Vi sono tutta una serie di cineasti che, raggiunta ormai la soglia della maturità artistica dopo decenni di immensa carriera, riesce ancora a regalare allo spettatore uno spettacolo di soave delicatezza. Uno dei maggiori esempi di lucidità in questo senso è senza dubbio il grande Alain Resnais, che con questo piccolo gioiellino dimostra di aver ormai sapientemente sposato un certo modo di fare cinema.
Seguendo lo stesso percorso che ci sembra stia intraprendendo oltre oceano un altro maestro come Robert Altman, anche il cineasta transalpino ha decisamente ristretto la portata del suo discorso, passando da opere di insostituibile importanza come ad esempio “Hiroshima Mon Amour” (id., 1959) o “Providence” (id., 1976) a lavori più “piccoli”, quasi sommessi, ma che testimoniano ancora la sua maestria e soprattutto il mai scomparso divertimento nel fare cinema.
"Cuori" (“Private Fears in Public Places”) è una pellicola di stampo chiaramente teatrale, che si muove tutta in pochissimi set costruiti apposta per rendere al meglio l’artificiosità della loro stessa natura; dentro queste “scatole” eleganti e vagamente retrò si muovono una serie di personaggi accomunati dalla stessa inconscia insoddisfazione per la vita, che viene poi esplicitamente espressa attraverso varie manifestazioni: c’è ad esempio la coppia che ormai non riesce più a trovare motivazioni nello stare insieme – Lambert Wilson e la nostra Laura Morante -, c’è l’uomo ormai anziano desideroso si ritrovare gli stimoli sentimentali ed erotici di una gioventù passata – un impagabile André Dussolier – o chi trova nella religione un po’ bigotta la forza per superare le proprie tentazioni – la sempre deliziosa Sabine Azema.
In una Parigi che all’esterno concede soltanto strade innevate, queste figure si muovono ed interagiscono a formare un mosaico di perfetto equilibrio tra tenerezza e poesia.
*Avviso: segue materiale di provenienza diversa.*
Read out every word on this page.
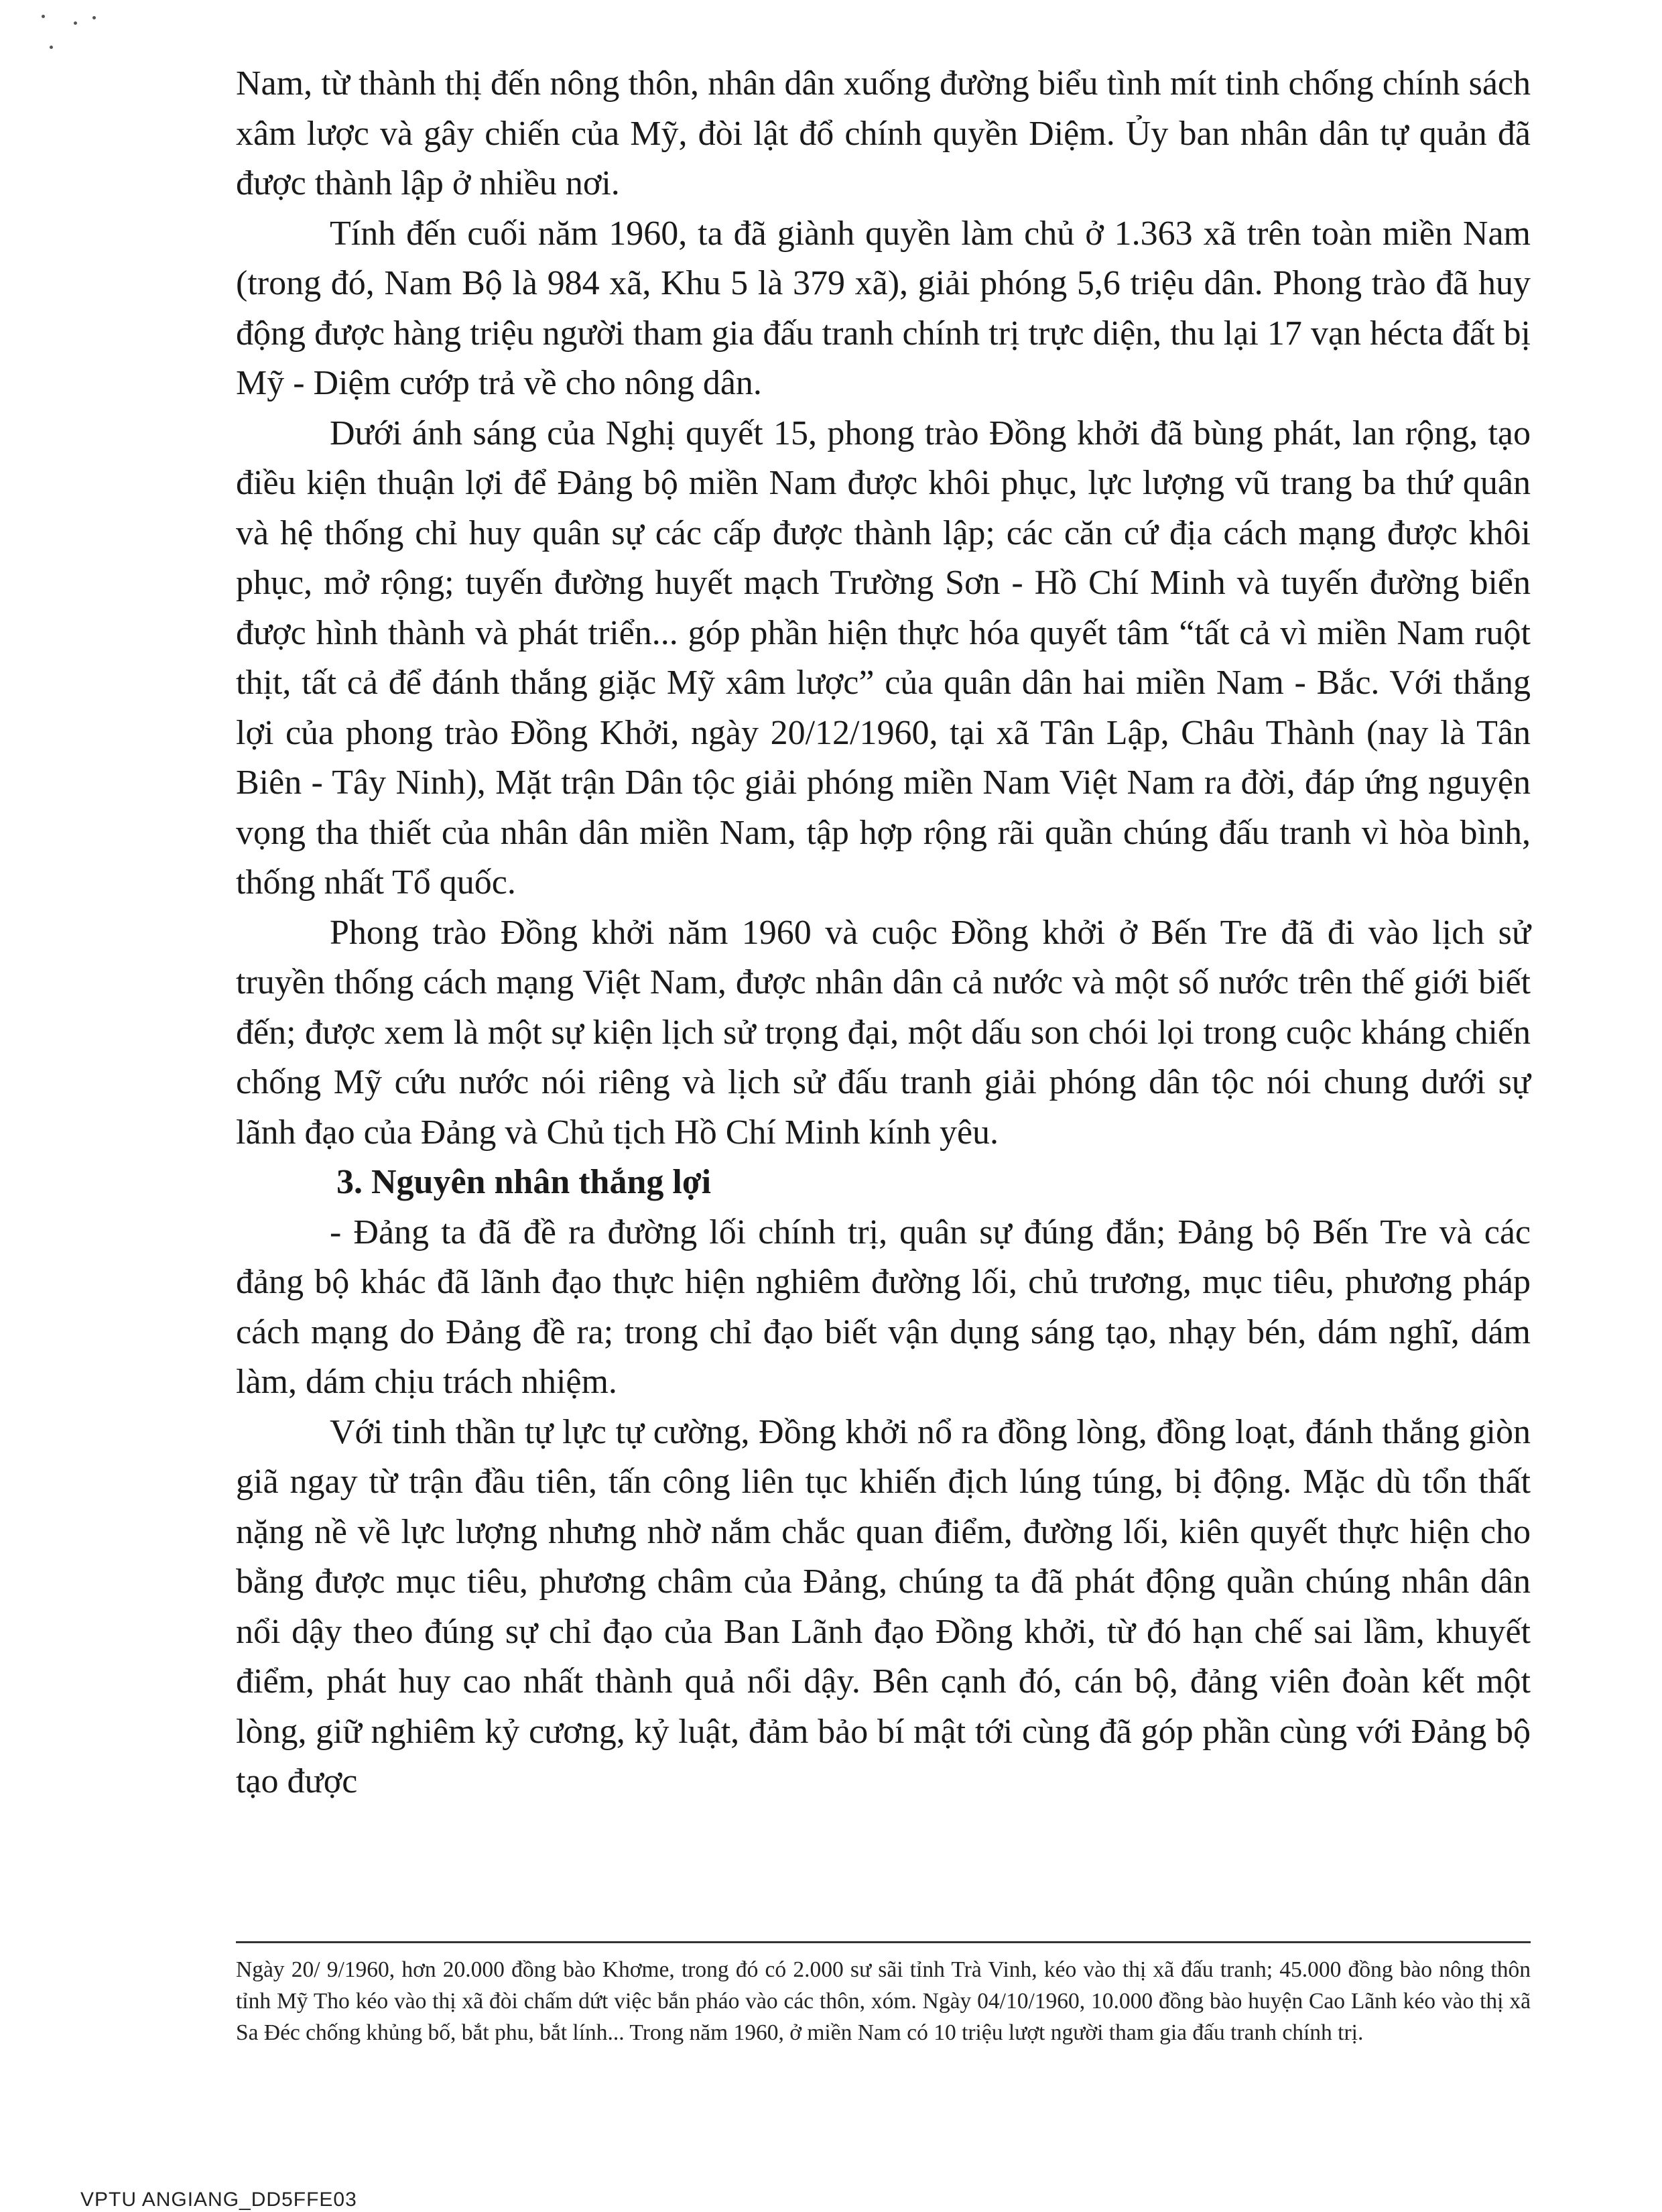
Nam, từ thành thị đến nông thôn, nhân dân xuống đường biểu tình mít tinh chống chính sách xâm lược và gây chiến của Mỹ, đòi lật đổ chính quyền Diệm. Ủy ban nhân dân tự quản đã được thành lập ở nhiều nơi.

Tính đến cuối năm 1960, ta đã giành quyền làm chủ ở 1.363 xã trên toàn miền Nam (trong đó, Nam Bộ là 984 xã, Khu 5 là 379 xã), giải phóng 5,6 triệu dân. Phong trào đã huy động được hàng triệu người tham gia đấu tranh chính trị trực diện, thu lại 17 vạn hécta đất bị Mỹ - Diệm cướp trả về cho nông dân.

Dưới ánh sáng của Nghị quyết 15, phong trào Đồng khởi đã bùng phát, lan rộng, tạo điều kiện thuận lợi để Đảng bộ miền Nam được khôi phục, lực lượng vũ trang ba thứ quân và hệ thống chỉ huy quân sự các cấp được thành lập; các căn cứ địa cách mạng được khôi phục, mở rộng; tuyến đường huyết mạch Trường Sơn - Hồ Chí Minh và tuyến đường biển được hình thành và phát triển... góp phần hiện thực hóa quyết tâm “tất cả vì miền Nam ruột thịt, tất cả để đánh thắng giặc Mỹ xâm lược” của quân dân hai miền Nam - Bắc. Với thắng lợi của phong trào Đồng Khởi, ngày 20/12/1960, tại xã Tân Lập, Châu Thành (nay là Tân Biên - Tây Ninh), Mặt trận Dân tộc giải phóng miền Nam Việt Nam ra đời, đáp ứng nguyện vọng tha thiết của nhân dân miền Nam, tập hợp rộng rãi quần chúng đấu tranh vì hòa bình, thống nhất Tổ quốc.

Phong trào Đồng khởi năm 1960 và cuộc Đồng khởi ở Bến Tre đã đi vào lịch sử truyền thống cách mạng Việt Nam, được nhân dân cả nước và một số nước trên thế giới biết đến; được xem là một sự kiện lịch sử trọng đại, một dấu son chói lọi trong cuộc kháng chiến chống Mỹ cứu nước nói riêng và lịch sử đấu tranh giải phóng dân tộc nói chung dưới sự lãnh đạo của Đảng và Chủ tịch Hồ Chí Minh kính yêu.

3. Nguyên nhân thắng lợi

- Đảng ta đã đề ra đường lối chính trị, quân sự đúng đắn; Đảng bộ Bến Tre và các đảng bộ khác đã lãnh đạo thực hiện nghiêm đường lối, chủ trương, mục tiêu, phương pháp cách mạng do Đảng đề ra; trong chỉ đạo biết vận dụng sáng tạo, nhạy bén, dám nghĩ, dám làm, dám chịu trách nhiệm.

Với tinh thần tự lực tự cường, Đồng khởi nổ ra đồng lòng, đồng loạt, đánh thắng giòn giã ngay từ trận đầu tiên, tấn công liên tục khiến địch lúng túng, bị động. Mặc dù tổn thất nặng nề về lực lượng nhưng nhờ nắm chắc quan điểm, đường lối, kiên quyết thực hiện cho bằng được mục tiêu, phương châm của Đảng, chúng ta đã phát động quần chúng nhân dân nổi dậy theo đúng sự chỉ đạo của Ban Lãnh đạo Đồng khởi, từ đó hạn chế sai lầm, khuyết điểm, phát huy cao nhất thành quả nổi dậy. Bên cạnh đó, cán bộ, đảng viên đoàn kết một lòng, giữ nghiêm kỷ cương, kỷ luật, đảm bảo bí mật tới cùng đã góp phần cùng với Đảng bộ tạo được

Ngày 20/ 9/1960, hơn 20.000 đồng bào Khơme, trong đó có 2.000 sư sãi tỉnh Trà Vinh, kéo vào thị xã đấu tranh; 45.000 đồng bào nông thôn tỉnh Mỹ Tho kéo vào thị xã đòi chấm dứt việc bắn pháo vào các thôn, xóm. Ngày 04/10/1960, 10.000 đồng bào huyện Cao Lãnh kéo vào thị xã Sa Đéc chống khủng bố, bắt phu, bắt lính... Trong năm 1960, ở miền Nam có 10 triệu lượt người tham gia đấu tranh chính trị.

VPTU ANGIANG_DD5FFE03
Il film è in tutto è per tutto un prodotto tipico di un certo tipo di cinema francese, che da decenni poggia sulla forza dei dialoghi e l’interpretazione degli attori la sua forza di presa sul pubblico. Chi non apprezza questo modo di intendere la “Settima Arte” probabilmente non riuscirà ad entrare nel gioco che Resnais ci propone con sincerità fin dall’inizio; ma se ci si lascia trasportare in questo piccolo universo posticcio e candidamente venato di malinconia, l’adesione e l’ammirazione per la pellicola non tarderanno ad arrivare.
Forse più che nel recente passato Alain Resnais ha dimostrato di saper ancora fornire ai suoi lavori quel tocco di leggerezza ed incanto di inimitabile fattura.